Anne Martinat Sainte-Beuve, experte légiste

devant le tribunal d'Avignon

La retraitée parle vite, ne pleure pas et montre une forme de colère en décalage avec son statut de victime. Elle évoque alors les faits "avec une certaine dissociation", relève Anne Martinat Sainte-Beuve, "un processus de défense psychique que l'on rencontre souvent chez les victimes d'attentat, capables de raconter des horreurs très calmement"

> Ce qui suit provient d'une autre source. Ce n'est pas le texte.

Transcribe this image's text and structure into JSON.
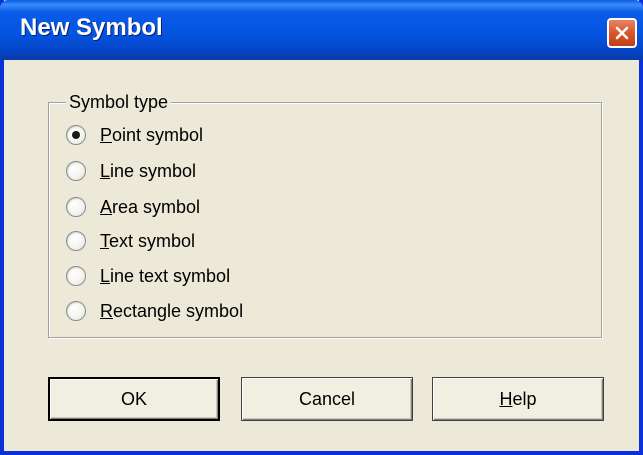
{
  "window": {
    "title": "New Symbol"
  },
  "group": {
    "legend": "Symbol type",
    "options": [
      {
        "prefix": "",
        "accel": "P",
        "rest": "oint symbol",
        "checked": true
      },
      {
        "prefix": "",
        "accel": "L",
        "rest": "ine symbol",
        "checked": false
      },
      {
        "prefix": "",
        "accel": "A",
        "rest": "rea symbol",
        "checked": false
      },
      {
        "prefix": "",
        "accel": "T",
        "rest": "ext symbol",
        "checked": false
      },
      {
        "prefix": "",
        "accel": "L",
        "rest": "ine text symbol",
        "checked": false
      },
      {
        "prefix": "",
        "accel": "R",
        "rest": "ectangle symbol",
        "checked": false
      }
    ]
  },
  "buttons": {
    "ok_label": "OK",
    "cancel_label": "Cancel",
    "help_accel": "H",
    "help_rest": "elp"
  },
  "colors": {
    "titlebar": "#0a5ce8",
    "close_button": "#d9562a",
    "dialog_background": "#ece9d8"
  },
  "icons": {
    "close": "close-icon"
  }
}
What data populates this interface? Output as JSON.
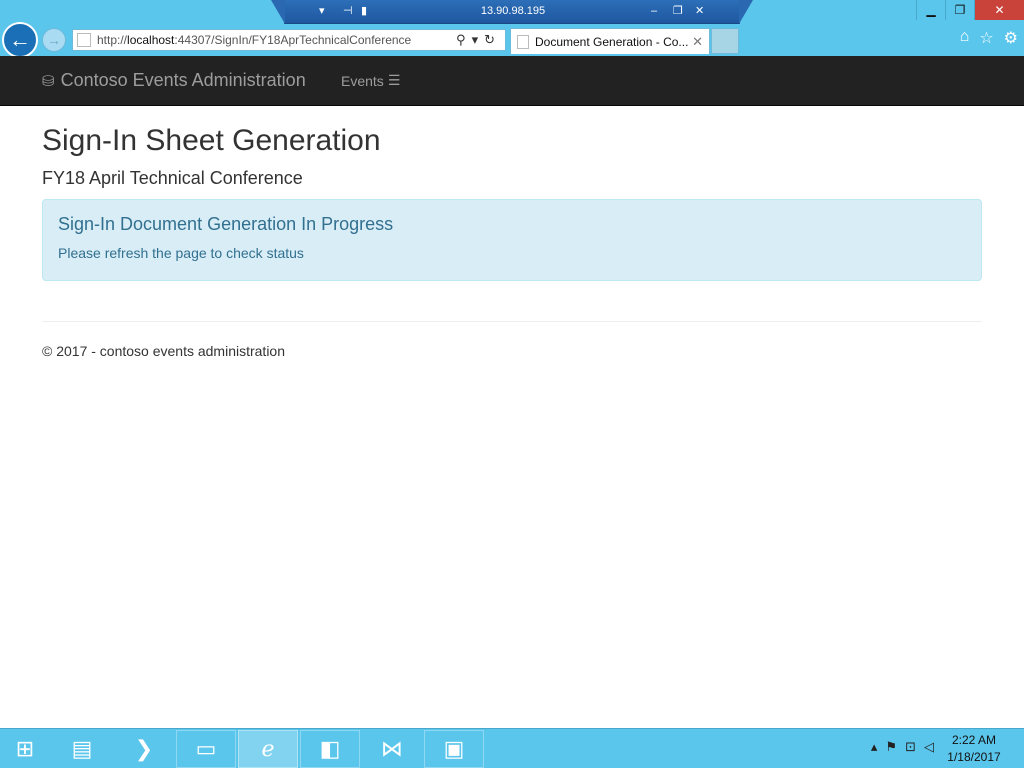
{
  "browser": {
    "remote_ip": "13.90.98.195",
    "url_prefix": "http://",
    "url_host": "localhost",
    "url_rest": ":44307/SignIn/FY18AprTechnicalConference",
    "tab_title": "Document Generation - Co..."
  },
  "navbar": {
    "brand": "Contoso Events Administration",
    "events_label": "Events"
  },
  "main": {
    "title": "Sign-In Sheet Generation",
    "event_name": "FY18 April Technical Conference",
    "alert_title": "Sign-In Document Generation In Progress",
    "alert_text": "Please refresh the page to check status"
  },
  "footer": {
    "text": "© 2017 - contoso events administration"
  },
  "taskbar": {
    "time": "2:22 AM",
    "date": "1/18/2017",
    "items": [
      "start-icon",
      "server-manager-icon",
      "powershell-icon",
      "file-explorer-icon",
      "internet-explorer-icon",
      "storage-explorer-icon",
      "visual-studio-icon",
      "document-app-icon"
    ]
  },
  "colors": {
    "chrome": "#5bc6ec",
    "navbar": "#222222",
    "alert_bg": "#d9edf7",
    "alert_text": "#31708f"
  }
}
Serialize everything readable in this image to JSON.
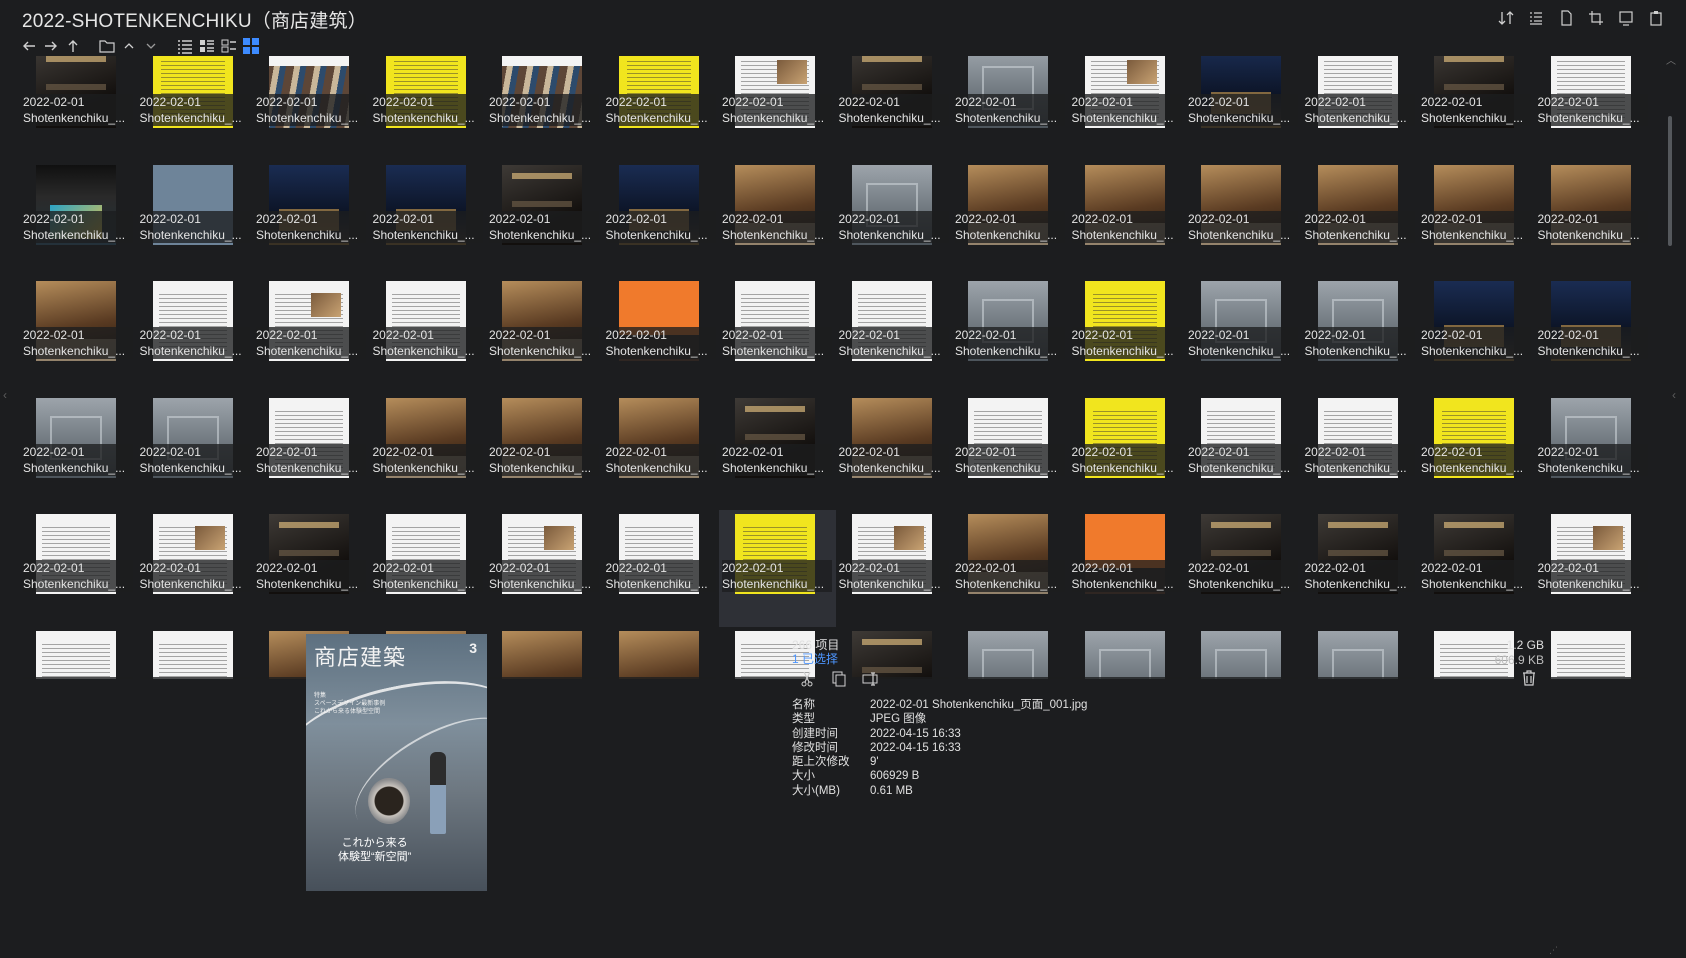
{
  "window": {
    "title": "2022-SHOTENKENCHIKU（商店建筑）"
  },
  "thumbs": {
    "label_date": "2022-02-01",
    "label_name": "Shotenkenchiku_...",
    "styles": [
      "dark",
      "yellow",
      "stripe",
      "yellow",
      "stripe",
      "yellow",
      "doc",
      "dark",
      "grey",
      "doc",
      "blue",
      "doc",
      "dark",
      "doc",
      "cover",
      "slate",
      "blue",
      "blue",
      "dark",
      "blue",
      "warm",
      "grey",
      "warm",
      "warm",
      "warm",
      "warm",
      "warm",
      "warm",
      "warm",
      "doc",
      "doc",
      "doc",
      "warm",
      "orange",
      "doc",
      "doc",
      "grey",
      "yellow",
      "grey",
      "grey",
      "blue",
      "blue",
      "grey",
      "grey",
      "doc",
      "warm",
      "warm",
      "warm",
      "dark",
      "warm",
      "doc",
      "yellow",
      "doc",
      "doc",
      "yellow",
      "grey",
      "doc",
      "doc",
      "dark",
      "doc",
      "doc",
      "doc",
      "yellow",
      "doc",
      "warm",
      "orange",
      "dark",
      "dark",
      "dark",
      "doc",
      "doc",
      "doc",
      "warm",
      "warm",
      "warm",
      "warm",
      "doc",
      "dark",
      "grey",
      "grey",
      "grey",
      "grey",
      "doc",
      "doc"
    ],
    "selected_index": 62
  },
  "status": {
    "item_count": "266 项目",
    "selected_count": "1 已选择",
    "size_total": "1.2 GB",
    "size_selected": "606.9 KB"
  },
  "cover": {
    "masthead": "商店建築",
    "issue": "3",
    "lines": "特集\nスペースデザイン最新事例\nこれから来る体験型空間",
    "feature": "これから来る\n体験型“新空間”"
  },
  "properties": [
    {
      "key": "名称",
      "value": "2022-02-01 Shotenkenchiku_页面_001.jpg"
    },
    {
      "key": "类型",
      "value": "JPEG 图像"
    },
    {
      "key": "创建时间",
      "value": "2022-04-15  16:33"
    },
    {
      "key": "修改时间",
      "value": "2022-04-15  16:33"
    },
    {
      "key": "距上次修改",
      "value": "9'"
    },
    {
      "key": "大小",
      "value": "606929 B"
    },
    {
      "key": "大小(MB)",
      "value": "0.61 MB"
    }
  ],
  "icons": {
    "sort": "sort-icon",
    "list_details": "details-pane-icon",
    "file": "file-icon",
    "crop": "crop-icon",
    "window": "window-icon",
    "clipboard": "clipboard-icon",
    "cut": "scissors-icon",
    "copy": "copy-icon",
    "rename": "rename-icon",
    "trash": "trash-icon"
  },
  "colors": {
    "background": "#1c1d1f",
    "accent": "#4d96ff",
    "selected_view": "#3d8bff"
  }
}
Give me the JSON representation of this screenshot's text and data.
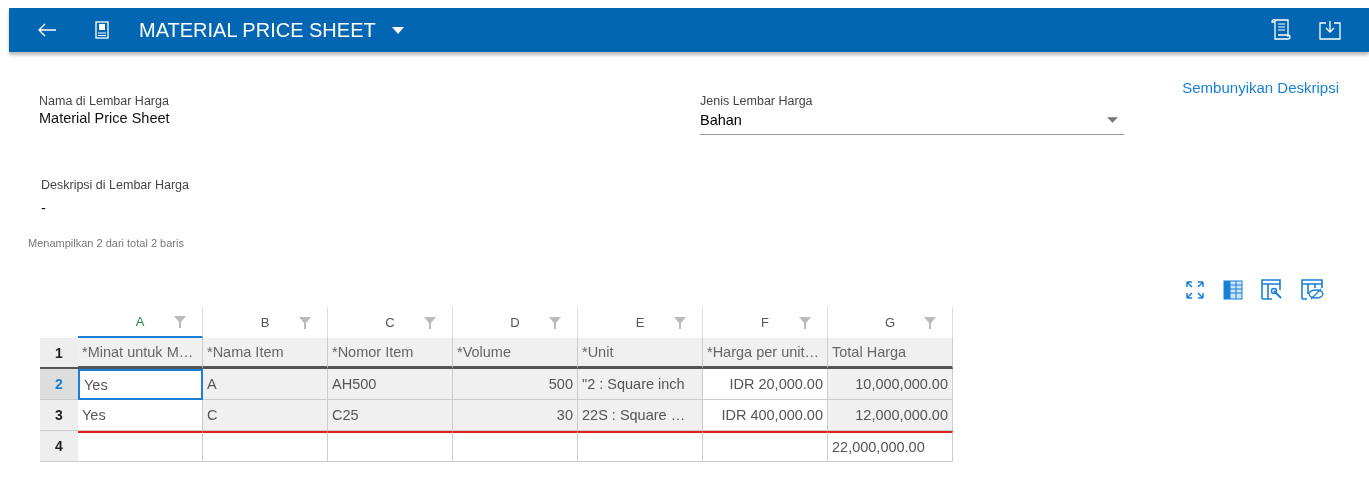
{
  "header": {
    "title": "MATERIAL PRICE SHEET"
  },
  "toggle_description": "Sembunyikan Deskripsi",
  "fields": [
    {
      "label": "Nama di Lembar Harga",
      "value": "Material Price Sheet",
      "kind": "text"
    },
    {
      "label": "Jenis Lembar Harga",
      "value": "Bahan",
      "kind": "dropdown"
    }
  ],
  "description": {
    "label": "Deskripsi di Lembar Harga",
    "value": "-"
  },
  "row_count": "Menampilkan 2 dari total 2 baris",
  "sheet": {
    "columns": [
      {
        "letter": "A",
        "selected": true,
        "editable": true
      },
      {
        "letter": "B",
        "selected": false,
        "editable": false
      },
      {
        "letter": "C",
        "selected": false,
        "editable": false
      },
      {
        "letter": "D",
        "selected": false,
        "editable": false
      },
      {
        "letter": "E",
        "selected": false,
        "editable": false
      },
      {
        "letter": "F",
        "selected": false,
        "editable": true
      },
      {
        "letter": "G",
        "selected": false,
        "editable": false
      }
    ],
    "rows": [
      {
        "number": "1",
        "selected": false,
        "kind": "header",
        "cells": [
          "*Minat untuk M…",
          "*Nama Item",
          "*Nomor Item",
          "*Volume",
          "*Unit",
          "*Harga per unit…",
          "Total Harga"
        ]
      },
      {
        "number": "2",
        "selected": true,
        "kind": "data",
        "cells": [
          "Yes",
          "A",
          "AH500",
          "500",
          "\"2 : Square inch",
          "IDR 20,000.00",
          "10,000,000.00"
        ]
      },
      {
        "number": "3",
        "selected": false,
        "kind": "data",
        "cells": [
          "Yes",
          "C",
          "C25",
          "30",
          "22S : Square …",
          "IDR 400,000.00",
          "12,000,000.00"
        ]
      },
      {
        "number": "4",
        "selected": false,
        "kind": "total",
        "cells": [
          "",
          "",
          "",
          "",
          "",
          "",
          "22,000,000.00"
        ]
      }
    ]
  }
}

A l'examen gynécologique, la légiste observe plusieurs signes symptomatiques de rapports sexuels forcés. Elle constate aussi des symptômes d'infections sexuellement transmissibles. Au total, quatre pathologies ont été détectées, dont un papillomavirus. "Le frottis réalisé ensuite révélera l'absence de lésions cancéreuses", précise la médecin, qui souligne que la victime a "miraculeusement" échappé à une hépatite B ou C, à la syphilis et au VIH, auquel elle a été exposée à six reprises par l'un des accusés. Elle sera traitée par voie intramusculaire : Gisèle Pelicot refuse désormais d'ingérer quelque médicament que ce soit.

A la fin de sa déposition, Stéphane Babonneau, l'avocat de Gisèle Pelicot, demande à l'experte s'il est possible que le corps de sa cliente ait pu souffrir lorsqu'elle était inconsciente.

"On peut souffrir. Simplement, on ne s'en souvient pas. Mais le corps le perçoit."

Anne Martinat Sainte-Beuve, experte légiste

devant le tribunal d'Avignon

L'avocat demande également si la retraitée a pu mentir sur tout ou une partie de son récit lors de cette rencontre fin 2020. Anne Martinat Sainte-Beuve répond du tac au tac : "Je me permets d'affirmer, je suis catégorique, que je n'ai jamais eu aucun doute par rapport à la crédibilité des propos de Madame Pelicot. Je suis rompue à l'exercice. Des simulateurs, j'en ai déjà vu. Jamais, à aucun moment, je n'ai douté."